Wednesday, July 12, 2006

ya been hoodwinked, led astray...

you know, i really really don't like cooning. really.


i was on my way to the post office and i was rushing lunch, so i bought a hot dog from a vendor and proceeded, hustling and bustling in the heat towards the post office, after telling the vendor i'd be back for another in a moment. on the way there, i noticed a man squeegeeing someone's windshield for cash. it caught my eye 'cause it had been some time since i'd seen that on the street. as i continued to walk down the block, the squeegee man came back to the sidewalk out of traffic, and i noticed that he wasn't alone, that there were maybe two or three other men with him standing around.

when you are a girl in the city, you learn quickly as you grow into a woman that it's in your best interest to find a (somewhat) happy medium between acknowledging men's presence and attention and unquestionably holding them at bay. my girlfriends and i used to do just that very balancing act when we were teenagers on the way up the avenue to the little stores for chinese food or hair products. there's a little bit of science to it. you can't be too friendly, 'cause then they'll bother the mess out of you. on the other hand, you can't ignore them altogether, no matter how much you may not want to talk to them, because being regarded as a stuck-up female canine isn't the safest thing to have on your back as you're walking in the city, sans car, sans male companion, sans pepper spray. women have been verbally and physically assaulted over something as simple as not wanting to flirt with random strange men on the street. i actually have a poem about this. y'all should come hear me read it one day.
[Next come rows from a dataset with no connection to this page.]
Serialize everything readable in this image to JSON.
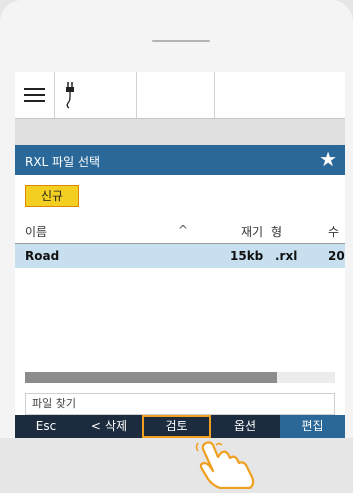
{
  "dialog": {
    "title": "RXL 파일 선택"
  },
  "buttons": {
    "new": "신규"
  },
  "columns": [
    {
      "label": "이름",
      "sort": "^"
    },
    {
      "label": "재기"
    },
    {
      "label": "형"
    },
    {
      "label": "수"
    }
  ],
  "rows": [
    {
      "name": "Road",
      "size": "15kb",
      "type": ".rxl",
      "count": "20"
    }
  ],
  "find_placeholder": "파일 찾기",
  "bottom_bar": {
    "esc": "Esc",
    "back": "<",
    "delete": "삭제",
    "review": "검토",
    "options": "옵션",
    "edit": "편집"
  },
  "colors": {
    "accent": "#2a689a",
    "selected_row": "#c8dfef",
    "new_button": "#f2cf21",
    "bottom_bar": "#1c2c3e",
    "highlight": "#f0a020"
  },
  "icons": [
    "menu-icon",
    "plug-icon",
    "star-icon",
    "hand-pointer-icon"
  ]
}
but anyway, i knew what to do. as i approached them and walked through their chosen sidewalk hangout, i gave them the universal "i see you and acknowledge that you're standing there" head nod, without a smile, but with a little eye contact, never breaking my brisk got-to-get-to-the-post-office-and-back-to-work stride. "how ya doin." that shoulda been enough. but, to my dismay, mr. squeegee man decides to cut up. in his best man.tan moreland/ impression, he opened his eyes wide and cooned all over the sidewalk, jerking his arms and shoulders as if mister charlie himself was having a good time playing marionette with his manhood. grinning at me, as if i was supposed to somehow be entertained. *sigh.* as i continued to walk on, i think i gave him one of those insincere smiles people give when they don't want to be rude, but can't help it - you know, the one where the corners of your mouth turn up a little, but your lips never part to show your teeth, and in fact, your facial muscles contort a little as if it pains you to be polite. my nose wrinkled up, and i could feel my eyes glaze over as i attempted to somehow NOT see this full grown african male acting with less dignity than little buck.wheat. what was he doing! what response did he expect towards such a shameless display? arrggghhhh...

after i passed, one of the men (who was old enough to be my father) asked, "lemme ask you a question." i continued walking as i responded, "MmHmm" as in, go ahead. this repeated, as i suppose he hadn't heard me the first time, or was thrown off by the fact that i didn't stop just to hear his question. he said he'd like to buy me lunch. i held up my half-eaten hot dog and he responded, "no, a REAL lunch," to which i thanked him and told him i was alright. "have a good one," he said. "you too," i responded, and the encounter ended. now, i could have lived with that. but even now, over an hour later, the image of mr. squeegee cooning still smarts in my memory. i'm thankful that as i walk down city streets, i come into contact with more brothers who are not like that. but the fact that there are any men who coon like mr. squeegee did today... it disturbs me.

i never made it back to the hot dog vendor after the post office. i walked around the other end of the block and picked up a sandwich instead. i don't think i would have been able to stomach bambooz.led the sequel.

part of me wishes i'd stopped and spoke to him, lovingly ministered to his spirit, and sternly admonished him to stand with an erect spine and have the bearing of man of worth - a Malcolm X, or a Muhammad Ali, or my own daddy. but i was so taken aback, so disappointed, so eager to shed the taint of being in the presence of that mess, that i felt no inclination at that time but to escape the madness. yet it has seared itself into my visual memory. i find his actions to be no different than those who pretend to be thugs when they're not, who posture and dumb themselves down, yet somehow find themselves superior to people who simply are who they are. they're no different from people who value their limited knowledge and celebrate their own ignorance, or who perpetuate the foolish idea that there are parameters for acceptable Black behavior or experience, beyond which blackness is challengable, excluding those of us who hunger for knowledge or who try anything new. no different from those who embrace and embellish and roll around in the dust of our stereotypes. people who think "ghetto," and "hood-rich," and "nigga," are endearing or cute. and i am so disappointed in us, all of us, for allowing any of our people to be this way in this day and time.